5. Ablation Studies and Design Insights
Empirical ablations universally confirm the merit of dual-branch design:
- Branching Efficacy: Ablating the second branch (whether scale, view, or domain) consistently reduces performance by at least 0.3–8% OA or dice (Qin et al., 27 Apr 2025, Cao et al., 2019).
- Attention and Fusion Location: Proper placement of spatial/channel attention and branch fusion points optimizes accuracy and efficiency. For instance, early CIP improves segmentation and a single fusion location over distributed fusion performs best (Cao et al., 2019).
- Hybrid Kernelization: Use of asymmetric or dilated kernels in different branches increases receptive field and directionality with minimal FLOP budget (Wu et al., 2023, Qin et al., 27 Apr 2025).

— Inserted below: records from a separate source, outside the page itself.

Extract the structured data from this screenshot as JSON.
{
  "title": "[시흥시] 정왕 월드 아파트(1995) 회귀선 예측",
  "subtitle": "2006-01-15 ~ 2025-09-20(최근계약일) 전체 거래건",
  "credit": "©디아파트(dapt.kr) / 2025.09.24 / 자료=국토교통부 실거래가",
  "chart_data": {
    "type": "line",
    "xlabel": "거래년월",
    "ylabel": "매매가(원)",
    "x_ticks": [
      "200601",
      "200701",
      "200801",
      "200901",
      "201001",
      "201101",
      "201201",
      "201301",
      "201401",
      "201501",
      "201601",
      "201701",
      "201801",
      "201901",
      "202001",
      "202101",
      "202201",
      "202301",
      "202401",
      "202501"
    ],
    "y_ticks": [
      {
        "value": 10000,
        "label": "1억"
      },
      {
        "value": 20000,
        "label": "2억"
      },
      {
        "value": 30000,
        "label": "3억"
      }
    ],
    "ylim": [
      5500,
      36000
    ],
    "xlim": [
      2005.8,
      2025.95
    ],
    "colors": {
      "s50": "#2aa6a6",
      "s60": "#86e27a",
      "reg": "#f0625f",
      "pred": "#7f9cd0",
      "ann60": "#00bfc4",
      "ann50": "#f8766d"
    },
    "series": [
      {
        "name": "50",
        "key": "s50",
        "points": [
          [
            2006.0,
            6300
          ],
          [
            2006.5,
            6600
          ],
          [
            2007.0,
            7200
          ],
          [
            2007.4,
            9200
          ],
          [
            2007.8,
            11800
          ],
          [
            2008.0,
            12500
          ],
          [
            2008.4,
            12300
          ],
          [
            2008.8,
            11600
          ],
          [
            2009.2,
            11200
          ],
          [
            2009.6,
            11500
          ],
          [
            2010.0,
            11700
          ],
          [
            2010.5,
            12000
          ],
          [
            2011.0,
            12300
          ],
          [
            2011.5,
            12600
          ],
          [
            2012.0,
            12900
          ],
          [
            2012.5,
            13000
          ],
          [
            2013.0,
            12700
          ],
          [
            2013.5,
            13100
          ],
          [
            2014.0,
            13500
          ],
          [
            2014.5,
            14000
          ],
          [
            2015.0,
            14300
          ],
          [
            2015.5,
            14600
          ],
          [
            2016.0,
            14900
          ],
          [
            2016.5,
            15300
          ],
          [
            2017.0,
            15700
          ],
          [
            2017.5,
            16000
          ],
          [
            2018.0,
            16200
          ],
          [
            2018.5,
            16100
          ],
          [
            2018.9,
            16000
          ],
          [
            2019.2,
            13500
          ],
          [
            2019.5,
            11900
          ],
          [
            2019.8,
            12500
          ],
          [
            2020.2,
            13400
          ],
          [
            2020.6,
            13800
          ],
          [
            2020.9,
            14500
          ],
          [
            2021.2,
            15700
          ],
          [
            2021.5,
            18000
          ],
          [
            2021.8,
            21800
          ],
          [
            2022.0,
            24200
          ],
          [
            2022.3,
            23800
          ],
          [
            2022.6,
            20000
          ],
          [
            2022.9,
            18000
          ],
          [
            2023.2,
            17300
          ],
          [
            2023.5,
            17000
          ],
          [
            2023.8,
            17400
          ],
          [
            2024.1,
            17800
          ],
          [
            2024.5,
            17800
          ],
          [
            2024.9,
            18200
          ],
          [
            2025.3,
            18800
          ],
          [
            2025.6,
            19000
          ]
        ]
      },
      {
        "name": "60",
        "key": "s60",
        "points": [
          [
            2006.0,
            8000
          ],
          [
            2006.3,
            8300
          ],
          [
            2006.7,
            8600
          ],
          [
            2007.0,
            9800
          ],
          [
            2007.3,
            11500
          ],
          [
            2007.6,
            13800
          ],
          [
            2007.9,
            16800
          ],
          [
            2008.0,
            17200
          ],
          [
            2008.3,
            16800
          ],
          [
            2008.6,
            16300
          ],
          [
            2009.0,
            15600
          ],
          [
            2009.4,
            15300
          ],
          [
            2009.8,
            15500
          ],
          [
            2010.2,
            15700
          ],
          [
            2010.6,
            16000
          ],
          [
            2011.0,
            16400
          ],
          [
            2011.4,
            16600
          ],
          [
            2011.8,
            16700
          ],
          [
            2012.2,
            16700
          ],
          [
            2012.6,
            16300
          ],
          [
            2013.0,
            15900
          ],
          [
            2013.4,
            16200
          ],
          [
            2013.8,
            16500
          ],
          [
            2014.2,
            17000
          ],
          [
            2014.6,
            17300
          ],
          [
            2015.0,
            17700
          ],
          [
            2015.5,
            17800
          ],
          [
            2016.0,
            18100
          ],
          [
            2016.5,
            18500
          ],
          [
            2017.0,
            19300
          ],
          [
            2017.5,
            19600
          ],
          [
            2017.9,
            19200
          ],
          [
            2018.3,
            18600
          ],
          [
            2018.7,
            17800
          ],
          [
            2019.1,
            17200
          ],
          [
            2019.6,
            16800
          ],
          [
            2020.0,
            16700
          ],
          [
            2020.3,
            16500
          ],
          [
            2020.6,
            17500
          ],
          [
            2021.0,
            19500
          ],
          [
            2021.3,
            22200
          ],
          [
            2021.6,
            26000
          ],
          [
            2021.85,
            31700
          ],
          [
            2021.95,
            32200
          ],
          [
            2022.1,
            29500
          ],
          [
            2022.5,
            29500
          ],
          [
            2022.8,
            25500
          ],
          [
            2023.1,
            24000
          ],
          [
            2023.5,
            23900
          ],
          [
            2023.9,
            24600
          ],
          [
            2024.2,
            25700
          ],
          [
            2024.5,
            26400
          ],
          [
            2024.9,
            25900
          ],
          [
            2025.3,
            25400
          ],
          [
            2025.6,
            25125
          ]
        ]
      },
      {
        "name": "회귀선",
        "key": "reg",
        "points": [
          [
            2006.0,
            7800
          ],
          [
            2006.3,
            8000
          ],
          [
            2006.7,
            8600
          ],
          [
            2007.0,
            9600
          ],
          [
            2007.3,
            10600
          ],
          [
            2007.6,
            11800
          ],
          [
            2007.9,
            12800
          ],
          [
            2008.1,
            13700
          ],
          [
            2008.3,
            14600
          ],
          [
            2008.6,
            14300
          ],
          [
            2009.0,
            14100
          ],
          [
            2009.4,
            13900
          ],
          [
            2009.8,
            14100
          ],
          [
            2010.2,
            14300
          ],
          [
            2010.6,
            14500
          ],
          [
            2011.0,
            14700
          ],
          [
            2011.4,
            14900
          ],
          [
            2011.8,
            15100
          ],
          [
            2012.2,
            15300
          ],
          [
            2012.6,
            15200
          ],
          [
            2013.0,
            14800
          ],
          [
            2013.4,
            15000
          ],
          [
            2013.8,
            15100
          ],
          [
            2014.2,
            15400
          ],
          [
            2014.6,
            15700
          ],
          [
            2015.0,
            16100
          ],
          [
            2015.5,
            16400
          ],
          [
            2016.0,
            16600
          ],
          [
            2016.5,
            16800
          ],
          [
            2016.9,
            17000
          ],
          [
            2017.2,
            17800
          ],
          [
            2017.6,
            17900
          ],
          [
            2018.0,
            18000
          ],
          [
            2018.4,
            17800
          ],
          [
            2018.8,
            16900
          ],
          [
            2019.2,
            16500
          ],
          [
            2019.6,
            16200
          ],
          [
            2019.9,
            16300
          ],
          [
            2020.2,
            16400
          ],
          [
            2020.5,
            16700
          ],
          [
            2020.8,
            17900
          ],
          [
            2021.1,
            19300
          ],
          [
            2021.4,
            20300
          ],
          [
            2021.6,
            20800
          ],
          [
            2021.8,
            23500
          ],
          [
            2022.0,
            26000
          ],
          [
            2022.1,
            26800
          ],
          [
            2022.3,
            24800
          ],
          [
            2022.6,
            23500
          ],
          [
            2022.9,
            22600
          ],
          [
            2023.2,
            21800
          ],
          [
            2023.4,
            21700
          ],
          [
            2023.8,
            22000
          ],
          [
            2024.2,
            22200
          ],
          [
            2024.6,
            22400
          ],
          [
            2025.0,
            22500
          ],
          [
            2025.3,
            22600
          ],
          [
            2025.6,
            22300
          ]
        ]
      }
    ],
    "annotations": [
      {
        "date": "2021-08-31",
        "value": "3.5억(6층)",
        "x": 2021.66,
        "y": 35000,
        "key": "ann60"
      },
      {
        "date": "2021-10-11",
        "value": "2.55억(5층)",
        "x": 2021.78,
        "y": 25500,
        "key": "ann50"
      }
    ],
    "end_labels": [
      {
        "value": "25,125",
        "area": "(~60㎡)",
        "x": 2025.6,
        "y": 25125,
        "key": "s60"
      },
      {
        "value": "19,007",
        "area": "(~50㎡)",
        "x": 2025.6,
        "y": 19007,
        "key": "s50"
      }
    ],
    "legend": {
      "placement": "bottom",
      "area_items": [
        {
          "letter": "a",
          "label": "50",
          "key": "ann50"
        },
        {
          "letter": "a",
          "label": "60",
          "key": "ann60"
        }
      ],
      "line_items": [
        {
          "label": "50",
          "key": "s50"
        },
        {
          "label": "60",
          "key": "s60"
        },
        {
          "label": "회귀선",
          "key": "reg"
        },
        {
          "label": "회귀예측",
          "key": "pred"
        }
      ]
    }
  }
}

- Parameter and Computational Efficiency: Dual-path schemes often lead to marked reductions in effective GMACs and runtime (e.g., 25–45% reduction vs. monolithic baselines in HDR, 30–40% in denoising), while jointly improving reconstruction or classification metrics (Marín-Vega et al., 2022, Wu et al., 2023).

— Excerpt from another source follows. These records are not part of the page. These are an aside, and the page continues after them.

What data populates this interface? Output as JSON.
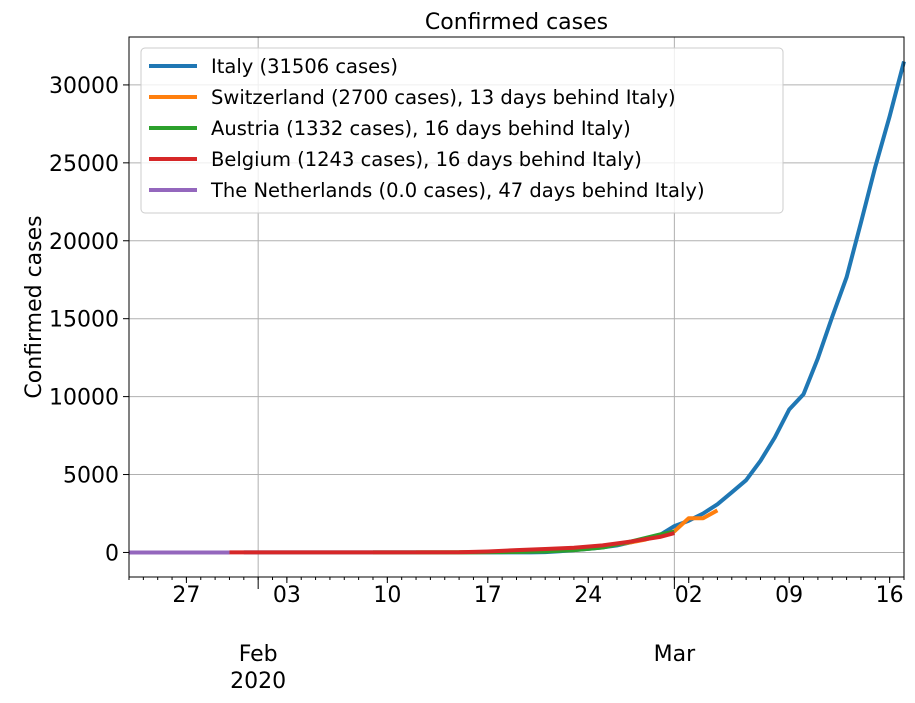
{
  "chart_data": {
    "type": "line",
    "title": "Confirmed cases",
    "xlabel": "",
    "ylabel": "Confirmed cases",
    "xlim": [
      "2020-01-23",
      "2020-03-17"
    ],
    "ylim": [
      -1575,
      33075
    ],
    "grid": true,
    "legend_position": "top-left",
    "y_ticks": [
      0,
      5000,
      10000,
      15000,
      20000,
      25000,
      30000
    ],
    "y_tick_labels": [
      "0",
      "5000",
      "10000",
      "15000",
      "20000",
      "25000",
      "30000"
    ],
    "x_major_ticks": [
      "2020-02-01",
      "2020-03-01"
    ],
    "x_ticks": [
      "2020-01-27",
      "2020-02-03",
      "2020-02-10",
      "2020-02-17",
      "2020-02-24",
      "2020-03-02",
      "2020-03-09",
      "2020-03-16"
    ],
    "x_tick_labels": [
      "27",
      "03",
      "10",
      "17",
      "24",
      "02",
      "09",
      "16"
    ],
    "x_secondary_labels": [
      {
        "x": "2020-02-01",
        "lines": [
          "Feb",
          "2020"
        ]
      },
      {
        "x": "2020-03-01",
        "lines": [
          "Mar"
        ]
      }
    ],
    "series": [
      {
        "name": "Italy (31506 cases)",
        "color": "#1f77b4",
        "points": [
          [
            "2020-01-31",
            2
          ],
          [
            "2020-02-10",
            3
          ],
          [
            "2020-02-20",
            3
          ],
          [
            "2020-02-21",
            20
          ],
          [
            "2020-02-22",
            79
          ],
          [
            "2020-02-23",
            150
          ],
          [
            "2020-02-24",
            229
          ],
          [
            "2020-02-25",
            322
          ],
          [
            "2020-02-26",
            453
          ],
          [
            "2020-02-27",
            655
          ],
          [
            "2020-02-28",
            888
          ],
          [
            "2020-02-29",
            1128
          ],
          [
            "2020-03-01",
            1694
          ],
          [
            "2020-03-02",
            2036
          ],
          [
            "2020-03-03",
            2502
          ],
          [
            "2020-03-04",
            3089
          ],
          [
            "2020-03-05",
            3858
          ],
          [
            "2020-03-06",
            4636
          ],
          [
            "2020-03-07",
            5883
          ],
          [
            "2020-03-08",
            7375
          ],
          [
            "2020-03-09",
            9172
          ],
          [
            "2020-03-10",
            10149
          ],
          [
            "2020-03-11",
            12462
          ],
          [
            "2020-03-12",
            15113
          ],
          [
            "2020-03-13",
            17660
          ],
          [
            "2020-03-14",
            21157
          ],
          [
            "2020-03-15",
            24747
          ],
          [
            "2020-03-16",
            27980
          ],
          [
            "2020-03-17",
            31506
          ]
        ]
      },
      {
        "name": "Switzerland (2700 cases), 13 days behind Italy)",
        "color": "#ff7f0e",
        "points": [
          [
            "2020-02-12",
            1
          ],
          [
            "2020-02-16",
            10
          ],
          [
            "2020-02-20",
            60
          ],
          [
            "2020-02-23",
            180
          ],
          [
            "2020-02-25",
            370
          ],
          [
            "2020-02-27",
            650
          ],
          [
            "2020-02-28",
            830
          ],
          [
            "2020-02-29",
            1100
          ],
          [
            "2020-03-01",
            1360
          ],
          [
            "2020-03-02",
            2200
          ],
          [
            "2020-03-03",
            2200
          ],
          [
            "2020-03-04",
            2700
          ]
        ]
      },
      {
        "name": "Austria (1332 cases), 16 days behind Italy)",
        "color": "#2ca02c",
        "points": [
          [
            "2020-02-09",
            2
          ],
          [
            "2020-02-15",
            5
          ],
          [
            "2020-02-18",
            20
          ],
          [
            "2020-02-21",
            60
          ],
          [
            "2020-02-23",
            150
          ],
          [
            "2020-02-25",
            320
          ],
          [
            "2020-02-27",
            700
          ],
          [
            "2020-02-29",
            1150
          ],
          [
            "2020-03-01",
            1332
          ]
        ]
      },
      {
        "name": "Belgium (1243 cases), 16 days behind Italy)",
        "color": "#d62728",
        "points": [
          [
            "2020-01-30",
            1
          ],
          [
            "2020-02-10",
            2
          ],
          [
            "2020-02-15",
            10
          ],
          [
            "2020-02-17",
            60
          ],
          [
            "2020-02-19",
            150
          ],
          [
            "2020-02-21",
            220
          ],
          [
            "2020-02-23",
            300
          ],
          [
            "2020-02-25",
            450
          ],
          [
            "2020-02-27",
            700
          ],
          [
            "2020-02-29",
            1000
          ],
          [
            "2020-03-01",
            1243
          ]
        ]
      },
      {
        "name": "The Netherlands (0.0 cases), 47 days behind Italy)",
        "color": "#9467bd",
        "points": [
          [
            "2020-01-23",
            0
          ],
          [
            "2020-01-30",
            0
          ]
        ]
      }
    ]
  }
}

A plausible implication is that DB-ResNet achieves a favorable tradeoff between expressivity and parameter/compute cost due to their architectural modularity and complementary feature extraction.
6. Generalization and Limitations
DB-ResNet architectures generalize a broad class of existing models:
- If cross-branch couplings are disabled or weights are zeroed, DB-ResNet reduces to a plain CNN. If only identity shortcuts are active, it reduces to a standard ResNet (Targ et al., 2016).
- The dual-residual block permits explosive growth in implicit sub-networks, surmounting expressivity limitations of single-residual cascades (Liu et al., 2019).
- Over-parameterization, excessive block depth, or poorly placed branch fusion can lead to overfitting or reduced generalization, as shown empirically in lung nodule segmentation where increasing backbone depth degraded performance (Cao et al., 2019).
7. Quantitative Performance and Benchmark Summary
DB-ResNet models establish state-of-the-art or competitive results in their respective domains, as evidenced by the following performance metrics:
| Task / Metric | Baseline | DB-ResNet Variant | Improvement | Reference |
|---|---|---|---|---|
| HDR Fusion/PSNR-μ (internal) | 35.14 dB | 35.22 dB | +0.08 dB | (Marín-Vega et al., 2022) |
| SIDD Denoising/PSNR | >39.4 dB (top 2) | 39.50 dB | - | (Wu et al., 2023) |
| HSI FS-Class. (Indian Pines) | Baseline FE1 OA | DB-ResNet OA +8.6% | +8.6% | (Qin et al., 27 Apr 2025) |
| Lung Nodule Dice Score | 78.55% (CF-CNN) | 82.74% | +4.19% | (Cao et al., 2019) |
These findings indicate consistent advantage for DB-ResNet models over single-path or simple residual architectures across highly divergent data regimes and modalities.
DB-ResNet architectures represent a principled diversification of the standard residual paradigm, enabling broad, efficient, and robust representational capacity tailored to the fundamental structure of a variety of image and signal processing tasks (Marín-Vega et al., 2022, Targ et al., 2016, Qin et al., 27 Apr 2025, Cao et al., 2019, Wu et al., 2023, Liu et al., 2019).